My big thing is - take a mental photo of the moments during the case where you saw the good positioning. ie. memorize what it looked like during your temporary positioning. If you love your post-cuts positioning - memorize that toe position so you know if you lose it. And remember that a successful lapidus does not look like a successful Austin.
-If you are compressed and you like it. I throw my wires and then remove the compressor. I want everything out of the way. When you throw the wires and pull the compressor - there should be no loss of toe position. The wires are simply maintaining the appropriate bone on bone position and they shouldn't be able to open or change it because you've already brought together compressed-fitted-surfaces with the compressor.
-Then I plate using the technique above - dorsal first, internal first. Pull the medial wire and plate medial again, internal first. At no point as temporary fixation is pulled should the position of the toe and metatarsal jump or change. You are simple transitioning from one fixation to another.

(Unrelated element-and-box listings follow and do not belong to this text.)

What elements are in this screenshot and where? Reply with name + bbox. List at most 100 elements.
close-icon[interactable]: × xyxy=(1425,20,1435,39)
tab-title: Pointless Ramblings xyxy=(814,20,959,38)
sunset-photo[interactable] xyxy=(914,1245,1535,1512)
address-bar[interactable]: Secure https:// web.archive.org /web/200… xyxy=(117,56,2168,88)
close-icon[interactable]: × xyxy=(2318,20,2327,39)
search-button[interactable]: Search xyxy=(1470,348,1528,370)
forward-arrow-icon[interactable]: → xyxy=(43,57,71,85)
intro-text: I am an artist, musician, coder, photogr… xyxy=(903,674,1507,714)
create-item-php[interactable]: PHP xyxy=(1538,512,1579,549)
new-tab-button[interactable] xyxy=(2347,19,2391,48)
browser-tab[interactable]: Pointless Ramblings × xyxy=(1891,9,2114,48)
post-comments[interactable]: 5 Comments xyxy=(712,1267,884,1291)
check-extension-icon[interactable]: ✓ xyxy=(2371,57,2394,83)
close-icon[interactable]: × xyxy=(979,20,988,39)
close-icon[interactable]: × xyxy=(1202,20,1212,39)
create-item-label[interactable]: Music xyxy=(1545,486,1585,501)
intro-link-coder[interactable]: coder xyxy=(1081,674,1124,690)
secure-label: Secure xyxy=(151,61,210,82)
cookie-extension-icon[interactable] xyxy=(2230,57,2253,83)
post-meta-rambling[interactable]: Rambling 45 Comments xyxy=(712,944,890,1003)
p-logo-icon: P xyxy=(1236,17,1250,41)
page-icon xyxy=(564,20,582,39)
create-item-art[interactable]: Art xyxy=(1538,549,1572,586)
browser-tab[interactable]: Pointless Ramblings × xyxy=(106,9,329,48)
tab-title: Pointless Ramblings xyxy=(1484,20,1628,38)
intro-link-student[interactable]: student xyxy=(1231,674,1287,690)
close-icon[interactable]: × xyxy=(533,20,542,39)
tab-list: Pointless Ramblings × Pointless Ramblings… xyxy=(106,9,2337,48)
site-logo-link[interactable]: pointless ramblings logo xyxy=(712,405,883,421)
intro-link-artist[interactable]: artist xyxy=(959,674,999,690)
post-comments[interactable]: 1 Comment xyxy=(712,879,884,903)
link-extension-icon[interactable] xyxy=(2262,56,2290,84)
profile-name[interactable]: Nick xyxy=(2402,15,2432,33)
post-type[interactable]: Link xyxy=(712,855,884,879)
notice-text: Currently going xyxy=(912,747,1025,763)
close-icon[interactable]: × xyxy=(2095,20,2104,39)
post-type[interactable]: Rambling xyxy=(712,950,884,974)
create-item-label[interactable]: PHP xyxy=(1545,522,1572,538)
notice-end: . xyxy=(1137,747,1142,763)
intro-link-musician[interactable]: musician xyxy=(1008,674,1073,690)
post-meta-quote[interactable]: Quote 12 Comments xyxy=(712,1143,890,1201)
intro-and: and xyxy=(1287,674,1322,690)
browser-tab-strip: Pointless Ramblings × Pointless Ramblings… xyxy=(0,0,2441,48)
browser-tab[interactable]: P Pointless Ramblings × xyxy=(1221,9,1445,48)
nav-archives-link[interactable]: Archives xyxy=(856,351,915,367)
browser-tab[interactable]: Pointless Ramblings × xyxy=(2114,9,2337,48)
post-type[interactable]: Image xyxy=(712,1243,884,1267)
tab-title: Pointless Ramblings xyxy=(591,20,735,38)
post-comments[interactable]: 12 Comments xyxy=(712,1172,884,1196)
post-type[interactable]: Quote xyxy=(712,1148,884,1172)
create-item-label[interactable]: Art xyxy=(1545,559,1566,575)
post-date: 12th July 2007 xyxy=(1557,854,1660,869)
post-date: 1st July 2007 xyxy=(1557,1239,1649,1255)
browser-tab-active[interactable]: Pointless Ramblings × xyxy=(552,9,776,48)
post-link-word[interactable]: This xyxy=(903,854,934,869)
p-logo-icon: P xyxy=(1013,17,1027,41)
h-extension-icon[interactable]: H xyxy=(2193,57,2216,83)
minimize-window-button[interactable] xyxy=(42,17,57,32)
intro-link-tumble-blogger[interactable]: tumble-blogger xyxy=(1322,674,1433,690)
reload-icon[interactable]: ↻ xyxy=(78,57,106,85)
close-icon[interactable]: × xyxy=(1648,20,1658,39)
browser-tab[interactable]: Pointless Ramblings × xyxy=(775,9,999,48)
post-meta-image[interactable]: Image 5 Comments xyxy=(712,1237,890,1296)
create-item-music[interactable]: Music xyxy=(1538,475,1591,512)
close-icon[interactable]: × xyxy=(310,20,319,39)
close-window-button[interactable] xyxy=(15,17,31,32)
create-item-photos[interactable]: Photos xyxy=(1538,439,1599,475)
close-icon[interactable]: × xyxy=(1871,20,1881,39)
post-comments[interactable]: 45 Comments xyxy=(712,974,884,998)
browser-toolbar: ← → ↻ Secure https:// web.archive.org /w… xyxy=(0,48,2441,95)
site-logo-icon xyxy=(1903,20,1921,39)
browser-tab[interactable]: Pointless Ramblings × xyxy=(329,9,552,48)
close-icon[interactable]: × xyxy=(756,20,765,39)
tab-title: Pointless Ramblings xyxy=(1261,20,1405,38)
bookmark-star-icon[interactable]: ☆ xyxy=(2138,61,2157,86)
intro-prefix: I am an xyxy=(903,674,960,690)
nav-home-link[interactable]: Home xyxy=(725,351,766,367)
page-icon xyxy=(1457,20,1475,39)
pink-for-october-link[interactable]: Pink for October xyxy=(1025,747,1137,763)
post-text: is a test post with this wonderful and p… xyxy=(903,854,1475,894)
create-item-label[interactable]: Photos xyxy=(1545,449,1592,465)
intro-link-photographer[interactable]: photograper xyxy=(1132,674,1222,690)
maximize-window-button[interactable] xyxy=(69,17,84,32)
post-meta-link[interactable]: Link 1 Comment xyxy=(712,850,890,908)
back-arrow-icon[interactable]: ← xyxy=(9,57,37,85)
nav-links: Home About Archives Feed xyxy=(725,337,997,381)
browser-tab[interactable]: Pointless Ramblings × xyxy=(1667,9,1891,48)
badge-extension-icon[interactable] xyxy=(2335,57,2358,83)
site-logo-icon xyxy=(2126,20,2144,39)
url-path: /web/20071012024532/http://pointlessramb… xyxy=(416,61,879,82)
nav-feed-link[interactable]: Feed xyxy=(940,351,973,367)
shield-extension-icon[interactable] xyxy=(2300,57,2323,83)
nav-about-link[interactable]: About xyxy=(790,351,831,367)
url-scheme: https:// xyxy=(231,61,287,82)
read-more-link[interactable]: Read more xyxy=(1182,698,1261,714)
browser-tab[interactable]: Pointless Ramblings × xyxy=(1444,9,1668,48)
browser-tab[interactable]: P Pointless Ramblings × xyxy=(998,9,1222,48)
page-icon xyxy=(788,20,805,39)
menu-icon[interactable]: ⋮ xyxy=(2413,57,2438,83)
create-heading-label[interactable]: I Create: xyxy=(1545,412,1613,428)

-Last thing. When I'm doing these - my rep, love him or hate him, it always obsessed on the fusion site position and alignment. Its important - but that's not what the patient is looking at. They are looking at the toe and the metatarsal. Take images along the way. Take a pre-op intra fluoro shot at the beginning because it will look different even loaded than the pre-ops you have in the room. Take a shot of your temporary fixation with just the compressor or just the wires. They should look like your final plated shots in positioning and toe alignment.
I know this is long and redundant but I've had to play with my techique a lot. This is a very interesting system but if you are capable of doing it by hand - maybe you should just keep doing it. My perfect world would probably be to just use the fulcrum and positioner and then do the cuts by hand everytime. I recently did a CMT midfoot dorsiflexory fusion and it killed me how low my tourniquet time was for it compared to using the full lapiplasty set.
Last final thing. I believe in the fulcrum. I kind of think that's the most important but overlooked part of the set. If you aren't using Treace I still think you should consider putting something into the 1st space to try and achieve some push-out of the 1st ray.
Long post. May be typoes. Short story. Toe position should not change as fixation is removed and switched. Jig may lengthen case and require hand cutting.